1. MZ.de
  2. >
  3. Kultur
  4. >
  5. Interview: Frauen in DDR: Was ist Mythos und was Wirklichkeit?

Interview Frauen in DDR: Was ist Mythos und was Wirklichkeit?

08.03.2019, 08:00
Viele Texte in der DDR-Frauenzeitschrift „Für Dich“ waren für Anna Kaminsky sehr aufschlussreich. Sie geben Auskunft über das Frauenbild.
Viele Texte in der DDR-Frauenzeitschrift „Für Dich“ waren für Anna Kaminsky sehr aufschlussreich. Sie geben Auskunft über das Frauenbild. Andreas Stedtler

Berlin - Das beste an der DDR, so heißt es, waren die Frauen - sie brachten Beruf, Familie und alle anderen Aufgaben spielend unter einen Hut. Aber stimmt dieses Bild? Anna Kaminsky, die lange in Dessau und Halle gelebt hat, ist in ihrem Buch „FRAUEN im Osten“ dieser Frage nachgegangen. Mit der Geschäftsführerin der Bundesstiftung Aufarbeitung sprach Bärbel Böttcher.

Frau Kaminsky, täuscht der Eindruck, dass der 8. März mit zunehmendem Abstand zur DDR-Zeit wieder mehr an Bedeutung gewinnt?
Anna Kaminsky: Nein, der täuscht nicht. Aber der Weltfrauentag war ja kein DDR-spezifischer Feiertag. Und es ist glücklicherweise gelungen, ihn von diesem DDR-sozialistischen Ballast zu befreien und auf seinen Ursprung zurückzuführen. Er ist entstanden aus dem Kampf der Frauen um ihre Rechte. Zuerst um das Recht zu wählen und gewählt zu werden. Und es ging auch um den Kampf für Gleichberechtigung. Insofern finde ich es gut, dass heute wieder verstärkt daran erinnert wird: Hier gibt es noch eine Menge zu tun.

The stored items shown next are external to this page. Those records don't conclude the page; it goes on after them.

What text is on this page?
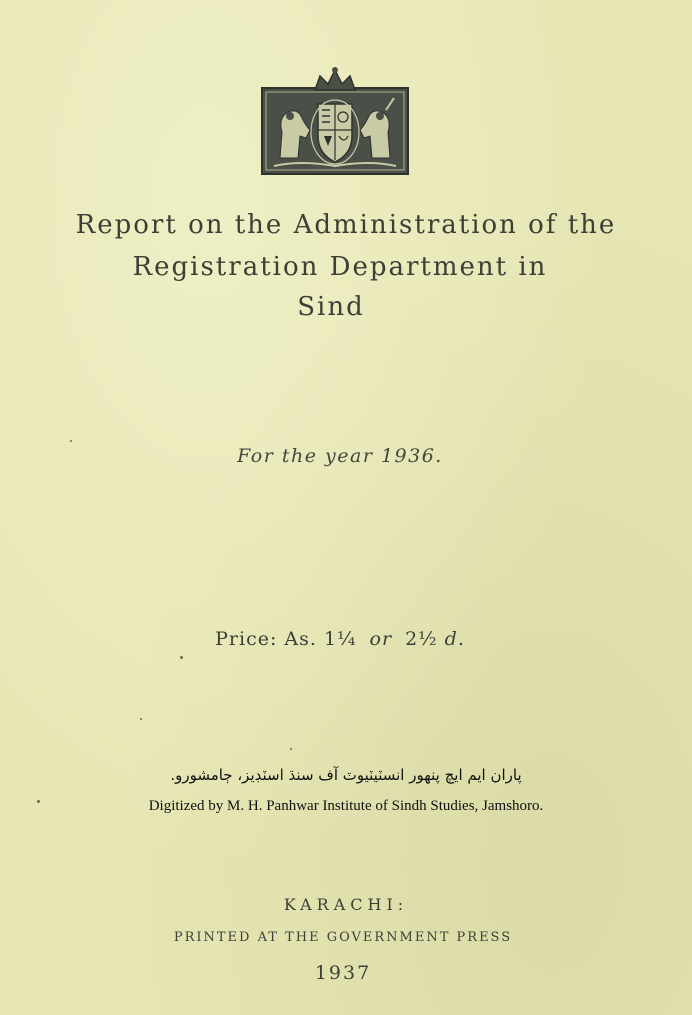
Report on the Administration of the
Registration Department in
Sind
For the year 1936.
Price: As. 1¼ or 2½ d.
پاران ايم ايچ پنهور انسٽيٽيوٽ آف سنڌ اسٽڊيز، ڄامشورو.
Digitized by M. H. Panhwar Institute of Sindh Studies, Jamshoro.
KARACHI:
PRINTED AT THE GOVERNMENT PRESS
1937
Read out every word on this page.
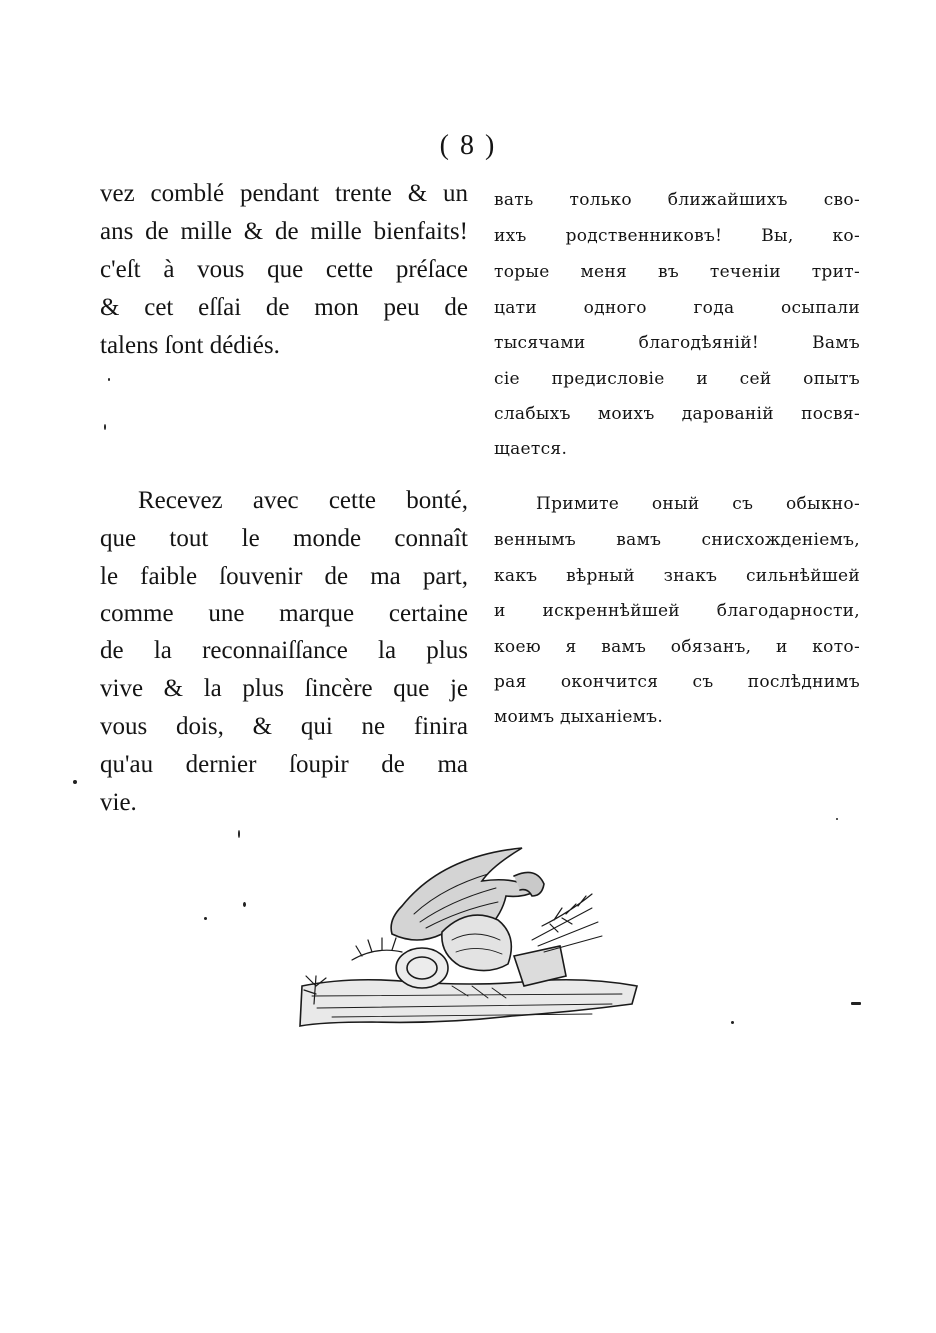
( 8 )
vez comblé pendant trente & un
ans de mille & de mille bienfaits!
c'eſt à vous que cette préſace
& cet eſſai de mon peu de
talens ſont dédiés.
Recevez avec cette bonté,
que tout le monde connaît
le faible ſouvenir de ma part,
comme une marque certaine
de la reconnaiſſance la plus
vive & la plus ſincère que je
vous dois, & qui ne finira
qu'au dernier ſoupir de ma
vie.
вать только ближайшихъ сво-
ихъ родственниковъ! Вы, ко-
торые меня въ теченіи трит-
цати одного года осыпали
тысячами благодѣяній! Вамъ
сіе предисловіе и сей опытъ
слабыхъ моихъ дарованій посвя-
щается.
Примите оный съ обыкно-
веннымъ вамъ снисхожденіемъ,
какъ вѣрный знакъ сильнѣйшей
и искреннѣйшей благодарности,
коею я вамъ обязанъ, и кото-
рая окончится съ послѣднимъ
моимъ дыханіемъ.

Die DDR gab sich ja, was die Gleichberechtigung anbelangt, sehr fortschrittlich. Schon 1950 wurden Gesetze erlassen, auf die Frauen im anderen Teil Deutschlands lange warten mussten. Standen die nur auf dem Papier?
Kaminsky: Nein. Die DDR, aber auch schon die sowjetische Besatzungsmacht hat viele Gesetze und Regelungen erlassen, die es Frauen ermöglichen sollten, arbeiten zu gehen. Aber das geschah aus einer ökonomischen Notwendigkeit heraus. Frauen wurden als Arbeitskräfte benötigt. Natürlich war es auch der DDR-Führung klar, dass dafür bestimmte Voraussetzungen erfüllt werden mussten. So hat man ihnen per Gesetz gleichen Lohn für gleiche Arbeit zugesichert. Und es wurde der Anspruch auf Kinderbetreuung geregelt.

Also kein echter Fortschritt?
Kaminsky: Doch, ein Fortschritt war das in jedem Fall für all jene Frauen, die nach Kriegsende arbeiten mussten, um die Familien zu ernähren. Dass Frauen sich über ihre Berufstätigkeit auch emanzipieren, das war jedoch nicht unbedingt beabsichtigt. Vielleicht wollte man, dass Frauen sich gegenüber ihren Ehemännern behaupten. Auf keinen Fall sollten sie sich von der männlichen Staatsführung emanzipieren und womöglich noch eigene Forderungen aufstellen. Sie sollten vielmehr darauf vertrauen, dass die Partei schon weiß, was gut für sie ist.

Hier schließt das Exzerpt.